Ce pacte n’est pas acceptable

Madame la ministre, après les déboires des négociations précédentes, nous revoilà à discuter de la nouvelle mouture des ambitions de la Commission pour la politique d’asile et d’immigration commune. Le rapport d’information de nos collègues de la commission des affaires européennes, publié le 29 septembre, ne nous laisse guère d’espoir sur l’issue des négociations engagées.

La France prendra la présidence de l’Union européenne le 1er janvier avec, il faut le dire, une crédibilité internationale pour le moins entamée. Les quelques points de convergence existant aujourd’hui sont bien minces, car l’égoïsme des uns crée la défiance des autres. Les mêmes logiques portées vers le rejet sont à l’œuvre, sans avenir, sans vision : filtrage, éviction, retour, expulsion…

Nous poursuivons tristement notre sous-traitance honteuse en confiant aux pays tiers, dont la Turquie, la gestion des personnes migrantes. Comment les États ont-ils fait front pour accueillir les Afghans ? En se livrant à des comptes d’apothicaires, en mobilisant des garde-frontières et en déléguant notre dignité aux pays voisins.

Allons-nous laisser adopter des dispositions éparses et parmi les plus répressives d’un pacte qui ne répond en rien aux exigences humanitaires actuelles ? Pis, il propose un nouveau règlement relatif aux situations de crise et de force majeure, et prévoit des dérogations aux règles qui s’appliquent en matière d’asile, en suspendant, par exemple, l’enregistrement des demandes d’asile pour une durée d’un mois maximum.

Cette mesure entérine des pratiques contraires au droit international et européen, auxquelles a recouru notamment la Grèce, début mars 2020, pour refouler les migrants venus de Turquie. Alors que ce nouveau pacte veut tirer les leçons du passé, il choisit, à l’approche de catastrophes humanitaires à venir, un mécanisme pour que l’Union se dérobe à ses responsabilités. Les crises que nous allons vivre ne peuvent s’accommoder de cette démission. Les réfugiés climatiques seront 250 millions en 2050, d’après l’ONU, sans parler des crises politiques qui rebattront régulièrement les cartes des équilibres régionaux et précipiteront dans l’exil nombre de familles.

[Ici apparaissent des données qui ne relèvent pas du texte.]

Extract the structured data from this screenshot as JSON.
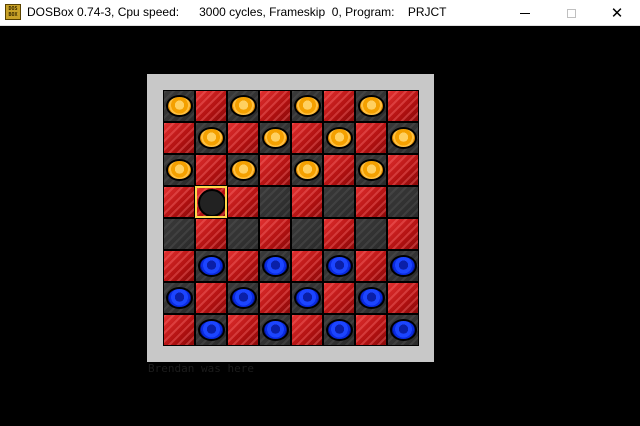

Madame la ministre, quelle sera la position de la France sur ce sujet ? (Applaudissements sur les travées du groupe CRCE.)

M. le président. La parole est à Mme la ministre déléguée.

Mme Marlène Schiappa, ministre déléguée auprès du ministre de l’intérieur, chargée de la citoyenneté. Madame la sénatrice, je vous remercie de votre question. Pour répondre à sa première partie, je rappelle que le pacte ne vise pas à déroger au droit, bien au contraire, puisqu’il vient justement renforcer les règles communes au niveau européen. L’objectif est de nous donner des règles communes et cohérentes, dans lesquelles chaque pays puisse pleinement se reconnaître. C’est la raison pour laquelle les discussions, qui ont commencé depuis si longtemps, se poursuivent entre les différents pays, quels que soient les objectifs propres de chacun. Il est vrai, toutefois, qu’une partie de nos difficultés actuelles sont liées à de trop fortes divergences entre les États membres. C’est pourquoi nous sommes en train de travailler, comme d’autres États membres, pour trouver un juste équilibre entre les responsabilités et la solidarité, entre les droits et les obligations. Il ne s’agit absolument pas de se dérober à ces exigences.

En ce qui concerne l’Afghanistan, un travail commun a été mené par un certain nombre de pays européens. Ici, la Diair, dans le cadre du travail d’intégration qu’elle mène, a demandé aux personnes que nous avons pu faire sortir de Kaboul et d’Afghanistan pour les faire venir sur notre sol, si elles souhaitaient rester en France ou se diriger vers d’autres pays européens.

Il y a toujours un travail partenarial entre la France et l’Allemagne pour les familles qui souhaitent rejoindre ce pays, qui est le plus souvent demandé, mais une majorité de réfugiés afghans souhaitent rester en France et s’engager dans une démarche de demande d’asile. C’est souvent parce qu’ils ont des liens avec la France, soit qu’ils aient travaillé pour l’armée française ou pour les services de la France en Afghanistan, soit qu’ils soient francophiles, qu’ils parlent français, ou qu’ils aient eux-mêmes des liens amicaux ou familiaux avec la France. Telles peuvent être les raisons qui leur donnent envie de rester ici et de se lancer dans une démarche d’intégration sur le sol français.